News from Bundaberg19 July, 2023
Farewell Norm Whyte
The end of the financial year seemed to be an appropriate date for Norm to retire from the role of Parish Property Officer. On Wednesday, 28th June, those who wished to say goodbye and thanks to Norm came to a farewell morning tea at the parish office. Norm has been involved in parish life for nearly 40 years when he and his young family arrived in Bundaberg. He has been on school boards, P & F committees, and for most of the time has served on the parish Finance Council.
For the last five years, Norm has been employed as the Parish Property Officer, an invaluable asset to the Parish Team. He has looked after, maintained, and overseen the upkeep and improvements made to the parish’s various buildings and surrounds. Norm has seen many changes take place in parish life over the years and recalls the unification process of three parishes into the one parish of Bundaberg in 2007 and the sale of Kepnock Grove (now Carinity) in 2010 as two of the major achievements of the Finance Committees of the time. Although retired from an employed position on the Team, Norm will continue to chair the Finance Committee, after he has a well-deserved holiday.

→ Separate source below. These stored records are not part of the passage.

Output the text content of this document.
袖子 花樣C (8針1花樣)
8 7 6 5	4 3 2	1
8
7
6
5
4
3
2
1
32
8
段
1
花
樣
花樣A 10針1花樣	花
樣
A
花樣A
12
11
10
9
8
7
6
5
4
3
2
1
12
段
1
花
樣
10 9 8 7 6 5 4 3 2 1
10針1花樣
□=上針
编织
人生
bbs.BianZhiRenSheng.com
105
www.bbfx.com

He looks forward to a slower pace of life, time with his family and friends, and travelling to parts of Australia yet to be explored. Well done, good and faithful servant.
Farewell to Joan Smith
Every parish has their local heroes. On Monday, 10th July, the Bundaberg parish farewelled one of its well-known quiet achievers, Mrs Joan Smith, wife of Roy and mother to nine children. The family paid tribute to their mother in a Funeral Mass, led by Fr John Daly and assisted by Fr Terry Stallard.
Joan was a colourful woman, a woman of many talents which she willingly shared with her family, friends and the wider community, as far away as Papua New Guinea. She was a faithful lady, and in the words of Fr John, “a good and hope-filled lady. Joan has experienced the gift of years, 91 of them. Those years have been very full – full of family, of faith, of work, of study, of faithfulness, of life, of love of God and others, of caring with Roy for people in Papua New Guinea, full of goodness.”
In 2012 Joan wrote an account of hers and Roy’s missionary work in PNG, which I share now with you all. It is an inspiration and an example of God’s grace in action. Joan’s good works continued through the work of the Shalom College St Vincent de Paul group.
Roy and I both retired at the end of 1997 and wondered what we would do with our time. In 1998 Sr Mary Stallard met up with her brother, Br Vince Stallard, who taught at St Benedict’s Teachers College in Wewak, PNG. Bro Vin needed a librarian to upgrade the library at the college. Sr Mary said: “Our (Shalom) librarian has retired. She will go.” Thanks to Sr Mary our life changed and we discovered PNG.
Our first visit made us realize what Australia, the Lucky Country, meant. The books in the library were cast-offs from Australian libraries some 20 years outdated. Clothes were mostly secondhand or older. Toys were banana leaves rolled up into balls etc. So began our PNG projects and because the people in Bundaberg and the schools have been so generous the project has been successful.
In 2005 we were invited to stop off in Port Moresby on our way home and stay at Don Bosco Technical Institute to meet the street kids. At the time there were an estimated 900 children at risk. These children did not know about Christmas and gifts were unheard of. Once again we learned about the wonderful generosity of the Bundaberg people, especially the parishioners of the Catholic community.
We were donated a lot of material and after calling for sewers, 12 ladies volunteer to sew. In 2011 we had over 200 outfits made and some of these amazing ladies had continued to sew throughout the year ready for our 2012 Christmas donations. A few businesses in Bundaberg have been generous with toys and the tennis clubs have donated numerous tennis balls so the children no longer need to roll banana leaves into balls.
This year (2012) we are sending our pallets to a different organisation as Don Bosco Technical Institute is unable to continue at Christmas time. A new organisation, founded by Fr John Glynn, known as “WeCare – the Foundation for Women and Children at Risk” now receives our support. Br Gerry Buzolic who taught here over 25 years ago and who now teaches at a Teachers College in Port Moresby had recommended this organisation so we were happy to have them help us with the distribution of clothes and toys at their Christmas party on 1st December, 2012.
Once again we thank all the people who have helped us to make life better in PNG. Without your support we could not help these lovely people. God’s grace and blessing to you all.